Black History Month is HERE! But except from a few posts on social media on the 1st of October, it seems like everyone has forgotten about it in favour of Breast Cancer Awareness month. Now I am not saying that we shouldn’t be aware of breast cancer, but surely the two can co-exist in the great month of October. For me, when I was in primary and secondary school, October was one of my favourite months, where we would dive into the history of people I could identify with. It was inspiring to see what Black people had achieved here in the UK, overseas in the US and of course in the motherland. Growing up it seems the emphasis on black history in October is slowly fading away with the push for it starting in schools. However, in college it was almost non-existent and in university it was the Afro-carribean, Nigerian and other minority societies where the ones keeping this concept alive. I realise that I too am responsible about the lack of conversation around black history, I too have forgotten the sacrifices those before me has had to make, so that the life I live today is possible. Whilst society still has a way to go, it is important to remember where we came from and those that had to suffer, so we don’t get lost in the sauce. Let’s start the conversation today, with our friends, our family members and our colleagues. Because black lives matter, they mattered decades ago, they matter today and they will matter tomorrow.
So here at Lianne’s Legacy we are going to pay homage to one of the black female legends that paved the way for us today. Harriet Tubman.
My girl Harriet is an OG in this game and one of the most inspirational – at least in my eyes – icons of the movement. Born into slavery, she knew nothing else, her siblings were slaves, her mother was a slave, her father was a slave ,all around her black people were in bondage. Her upbringing tells the story of a young girl who moved from job to job on a 19th century plantation in Maryland. She began – as many of us do – as a babysitter, or more accurately nursemaid to an infant. The difference is she started this job at around the age of 5 and she was whipped whenever the baby cried, which left both emotional and life-long physical scars.

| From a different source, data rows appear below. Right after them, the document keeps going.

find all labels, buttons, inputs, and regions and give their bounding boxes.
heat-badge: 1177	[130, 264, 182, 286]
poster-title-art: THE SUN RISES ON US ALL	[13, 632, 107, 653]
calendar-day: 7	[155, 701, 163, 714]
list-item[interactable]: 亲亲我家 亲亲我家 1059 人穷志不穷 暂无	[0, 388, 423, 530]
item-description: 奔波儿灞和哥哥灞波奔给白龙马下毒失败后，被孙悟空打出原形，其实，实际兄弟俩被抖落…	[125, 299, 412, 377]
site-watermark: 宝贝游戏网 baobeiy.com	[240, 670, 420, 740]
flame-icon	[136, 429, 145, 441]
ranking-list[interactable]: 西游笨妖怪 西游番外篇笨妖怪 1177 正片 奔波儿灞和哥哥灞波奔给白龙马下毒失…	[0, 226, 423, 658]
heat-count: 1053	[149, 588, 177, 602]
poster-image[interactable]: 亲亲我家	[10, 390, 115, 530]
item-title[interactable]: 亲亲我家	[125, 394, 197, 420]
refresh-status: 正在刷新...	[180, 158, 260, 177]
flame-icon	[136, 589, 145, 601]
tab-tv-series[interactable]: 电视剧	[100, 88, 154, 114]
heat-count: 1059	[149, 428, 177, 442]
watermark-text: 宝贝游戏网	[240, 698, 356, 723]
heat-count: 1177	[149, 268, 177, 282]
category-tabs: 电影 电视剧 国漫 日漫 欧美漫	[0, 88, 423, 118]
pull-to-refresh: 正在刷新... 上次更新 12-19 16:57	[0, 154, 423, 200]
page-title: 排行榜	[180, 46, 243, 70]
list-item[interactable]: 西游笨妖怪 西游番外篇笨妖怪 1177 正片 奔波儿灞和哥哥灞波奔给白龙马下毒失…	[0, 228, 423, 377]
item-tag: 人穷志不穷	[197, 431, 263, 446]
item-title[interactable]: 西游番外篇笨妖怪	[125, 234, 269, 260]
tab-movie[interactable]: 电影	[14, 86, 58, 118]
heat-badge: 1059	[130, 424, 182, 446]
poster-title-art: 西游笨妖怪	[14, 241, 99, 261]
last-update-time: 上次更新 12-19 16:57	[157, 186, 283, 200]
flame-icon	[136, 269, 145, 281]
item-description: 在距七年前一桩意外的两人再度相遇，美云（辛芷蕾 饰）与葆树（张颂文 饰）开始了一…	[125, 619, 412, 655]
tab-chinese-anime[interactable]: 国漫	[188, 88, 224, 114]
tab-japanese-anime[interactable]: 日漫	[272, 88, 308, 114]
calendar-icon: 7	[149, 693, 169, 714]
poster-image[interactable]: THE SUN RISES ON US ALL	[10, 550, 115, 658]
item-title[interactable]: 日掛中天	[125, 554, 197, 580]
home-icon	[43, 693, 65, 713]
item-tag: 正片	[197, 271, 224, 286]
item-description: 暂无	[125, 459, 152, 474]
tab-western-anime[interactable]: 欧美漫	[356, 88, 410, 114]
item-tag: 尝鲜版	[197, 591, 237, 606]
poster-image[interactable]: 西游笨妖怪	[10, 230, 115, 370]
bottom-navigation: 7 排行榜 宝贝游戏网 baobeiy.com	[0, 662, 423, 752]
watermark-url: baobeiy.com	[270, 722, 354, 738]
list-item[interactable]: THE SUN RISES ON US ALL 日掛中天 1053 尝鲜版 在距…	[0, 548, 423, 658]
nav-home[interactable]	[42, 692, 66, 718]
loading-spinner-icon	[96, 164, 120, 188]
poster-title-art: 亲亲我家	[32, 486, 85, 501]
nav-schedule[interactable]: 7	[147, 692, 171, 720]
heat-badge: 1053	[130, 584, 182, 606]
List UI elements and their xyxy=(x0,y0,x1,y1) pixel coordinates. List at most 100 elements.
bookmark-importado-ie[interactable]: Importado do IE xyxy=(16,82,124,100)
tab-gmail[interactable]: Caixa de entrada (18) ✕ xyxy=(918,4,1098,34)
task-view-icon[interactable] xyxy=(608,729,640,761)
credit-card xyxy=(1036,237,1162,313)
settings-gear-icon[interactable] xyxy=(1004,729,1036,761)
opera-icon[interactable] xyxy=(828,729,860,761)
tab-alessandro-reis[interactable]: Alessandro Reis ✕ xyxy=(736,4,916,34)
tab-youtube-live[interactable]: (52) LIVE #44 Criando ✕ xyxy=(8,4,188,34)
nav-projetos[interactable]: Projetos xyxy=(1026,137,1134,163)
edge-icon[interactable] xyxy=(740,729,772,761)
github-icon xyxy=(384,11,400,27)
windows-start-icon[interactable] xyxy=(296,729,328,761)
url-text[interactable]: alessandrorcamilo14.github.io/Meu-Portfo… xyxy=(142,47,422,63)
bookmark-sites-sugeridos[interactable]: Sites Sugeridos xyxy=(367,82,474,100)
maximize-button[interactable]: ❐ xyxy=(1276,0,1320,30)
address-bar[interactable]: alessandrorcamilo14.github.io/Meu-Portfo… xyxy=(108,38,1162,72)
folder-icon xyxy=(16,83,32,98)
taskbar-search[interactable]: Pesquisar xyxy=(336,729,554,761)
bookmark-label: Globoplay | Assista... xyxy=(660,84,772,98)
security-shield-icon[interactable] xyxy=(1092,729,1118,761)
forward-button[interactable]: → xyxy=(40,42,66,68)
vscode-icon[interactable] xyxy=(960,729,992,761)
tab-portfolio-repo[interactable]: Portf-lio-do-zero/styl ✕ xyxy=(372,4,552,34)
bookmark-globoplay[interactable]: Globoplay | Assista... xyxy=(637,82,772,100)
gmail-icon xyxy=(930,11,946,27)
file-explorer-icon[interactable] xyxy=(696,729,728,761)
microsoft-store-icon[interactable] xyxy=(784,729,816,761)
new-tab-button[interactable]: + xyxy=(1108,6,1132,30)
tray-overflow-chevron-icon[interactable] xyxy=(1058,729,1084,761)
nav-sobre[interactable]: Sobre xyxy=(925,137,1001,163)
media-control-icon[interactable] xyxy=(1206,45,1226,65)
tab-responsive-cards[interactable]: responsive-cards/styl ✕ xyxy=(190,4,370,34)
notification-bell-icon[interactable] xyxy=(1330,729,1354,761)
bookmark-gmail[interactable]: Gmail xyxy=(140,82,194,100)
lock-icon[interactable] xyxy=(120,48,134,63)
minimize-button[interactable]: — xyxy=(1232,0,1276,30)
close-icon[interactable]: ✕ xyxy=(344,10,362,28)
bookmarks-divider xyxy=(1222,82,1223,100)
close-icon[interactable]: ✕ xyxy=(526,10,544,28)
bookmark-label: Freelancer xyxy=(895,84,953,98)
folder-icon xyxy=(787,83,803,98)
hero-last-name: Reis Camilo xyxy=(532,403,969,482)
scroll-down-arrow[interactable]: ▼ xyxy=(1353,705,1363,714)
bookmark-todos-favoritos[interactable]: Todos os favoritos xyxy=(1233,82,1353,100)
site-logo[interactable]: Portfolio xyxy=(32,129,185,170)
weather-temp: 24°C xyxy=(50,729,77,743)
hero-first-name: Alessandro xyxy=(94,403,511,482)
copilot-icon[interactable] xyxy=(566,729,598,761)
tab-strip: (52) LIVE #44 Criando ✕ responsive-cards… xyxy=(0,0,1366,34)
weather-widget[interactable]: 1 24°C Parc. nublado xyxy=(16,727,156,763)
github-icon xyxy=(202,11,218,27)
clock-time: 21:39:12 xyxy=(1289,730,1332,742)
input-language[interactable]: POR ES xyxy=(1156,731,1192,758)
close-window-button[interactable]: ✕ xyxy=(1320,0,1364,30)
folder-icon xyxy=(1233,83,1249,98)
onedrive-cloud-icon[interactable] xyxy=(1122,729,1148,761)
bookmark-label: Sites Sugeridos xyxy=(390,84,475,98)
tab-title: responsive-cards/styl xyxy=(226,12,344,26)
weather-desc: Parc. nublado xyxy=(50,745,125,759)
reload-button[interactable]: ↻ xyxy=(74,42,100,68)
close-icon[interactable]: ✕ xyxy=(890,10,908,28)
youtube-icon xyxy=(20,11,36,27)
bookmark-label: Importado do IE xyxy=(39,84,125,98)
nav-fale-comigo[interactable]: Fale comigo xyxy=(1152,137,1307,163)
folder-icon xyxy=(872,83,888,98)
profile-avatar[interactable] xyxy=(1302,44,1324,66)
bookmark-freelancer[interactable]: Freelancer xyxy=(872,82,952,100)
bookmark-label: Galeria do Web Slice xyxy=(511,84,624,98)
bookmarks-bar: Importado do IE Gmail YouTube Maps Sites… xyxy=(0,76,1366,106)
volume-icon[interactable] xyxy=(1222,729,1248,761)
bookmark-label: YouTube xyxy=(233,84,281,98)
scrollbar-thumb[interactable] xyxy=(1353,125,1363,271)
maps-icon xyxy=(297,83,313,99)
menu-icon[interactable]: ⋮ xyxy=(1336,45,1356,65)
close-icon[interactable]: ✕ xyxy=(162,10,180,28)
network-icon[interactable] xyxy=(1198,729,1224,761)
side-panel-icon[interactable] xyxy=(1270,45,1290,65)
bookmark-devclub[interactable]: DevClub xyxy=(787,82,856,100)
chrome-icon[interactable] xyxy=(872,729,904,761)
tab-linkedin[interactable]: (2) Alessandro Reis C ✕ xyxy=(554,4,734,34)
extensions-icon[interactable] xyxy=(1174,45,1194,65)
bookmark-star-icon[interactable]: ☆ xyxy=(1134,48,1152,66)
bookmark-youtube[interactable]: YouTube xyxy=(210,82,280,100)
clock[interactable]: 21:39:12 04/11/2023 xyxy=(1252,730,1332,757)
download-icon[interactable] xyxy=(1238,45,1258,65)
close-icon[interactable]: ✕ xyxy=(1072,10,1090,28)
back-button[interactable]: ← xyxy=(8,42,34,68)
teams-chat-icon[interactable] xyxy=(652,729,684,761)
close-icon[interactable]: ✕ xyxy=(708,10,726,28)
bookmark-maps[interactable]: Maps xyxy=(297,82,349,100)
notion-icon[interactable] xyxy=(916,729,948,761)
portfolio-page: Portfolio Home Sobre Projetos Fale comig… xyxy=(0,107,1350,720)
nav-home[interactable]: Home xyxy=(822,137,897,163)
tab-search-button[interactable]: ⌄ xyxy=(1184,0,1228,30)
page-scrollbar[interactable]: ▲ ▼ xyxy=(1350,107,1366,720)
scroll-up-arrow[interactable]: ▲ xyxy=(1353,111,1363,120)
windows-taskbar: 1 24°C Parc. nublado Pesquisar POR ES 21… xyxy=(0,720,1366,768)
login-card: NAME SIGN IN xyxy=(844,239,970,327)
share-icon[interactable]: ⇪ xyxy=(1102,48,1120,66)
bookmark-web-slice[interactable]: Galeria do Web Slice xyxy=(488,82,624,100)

By the age of 12 Harriet begun working in the fields engaging in physical labour, as opposed to staying in the house doing domestic work. Although, she too was malnourished & mistreated it seems she still saw the injustices of the world and thought that she should help. One day she saw a man about to throw a heavy weight at a fugitive slave and she stepped in. She recalls that “The weight broke my skull and cut a piece of that shawl clean off and drove it into my head. They carried me to the house all bleeding and fainting. I had no bed, no place to lie down on at all, and they laid me on the seat of the loom, and I stayed there all day and the next”. This incident is thought to be the cause of her sleeping spells and “God sent visions” she often received that would aid her in getting slaves safely to freedom using the underground railway.
The Underground Railroad
In 1840 Harriets dad was set free, she later found out that her herself, her mother and her siblings had also been set free in their owners will. Of course being the greedy slave master that he was, her current owner refused to honour the will. So, instead of waiting on the white man to cut her a break, Harriet took things into her own hands and with her brothers decided to run away. The boys changed their mind and went back, but Harriet stayed the course and travelled all the way to Pennsylvania, to freedom.
She got herself a little job in Pennsylvania, but it wasn’t enough. What’s the point in living your best life, if you aren’t sharing it with the people you love right? So, she went back down south and begun to help other people get to freedom including some of her own family members. She started to build a network of people that she could trust to host and arrange transportation for slaves. She made around 19 trips herself and boasts that she never lost a passenger, freeing over 300 slaves and possibly more. Being deeply religious, she often attribute much of her success to God and the way that he spoke to her and gave her dreams and visions on these expeditions. God gave her the courage and guided her in all her endeavours.
When Lincoln became president it was clear that he had no plans to advance slave rights but to contain it within the boundaries it exists. As you can imagine, not everyone agreed with this approach and a civil war broke out in 1861. So, when the civil war broke out Harriets efforts to help fight slavery did not stop, she found a new way to serve. She worked as a cook and a nurse and became with the Combahee River Raid, she became the first woman in the civil war to lead an assault, setting free over 700 slaves.
You would think, that after everything that she has done. The sacrifices she’s made and the lives she touched, that she would take a back seat, chill. But Harriet was not the type of woman to sit back, she was a giver at her very core. In her later years she had an open door policy, committed to helping those in need.
Harriet’s story depicts a life of a survivor, of a fighter. Tells a story of a strong black female legend, who did more than help, she saved lives. She didn’t let her circumstances, her lack of anything, act as excuses. Being hit in the head would serve as the violin in someone else’s story. But not hers, she used it as quality that made her stronger, a plight that made her better able to help others. That is what I want to take from this story. The ability to look at life and see that every facet of it is constructed and brought together for my purpose. Not to inhibit me, but to advance me. I could only hope to leave half a legacy that Harriet did and hopefully her story touches you as much as it did me.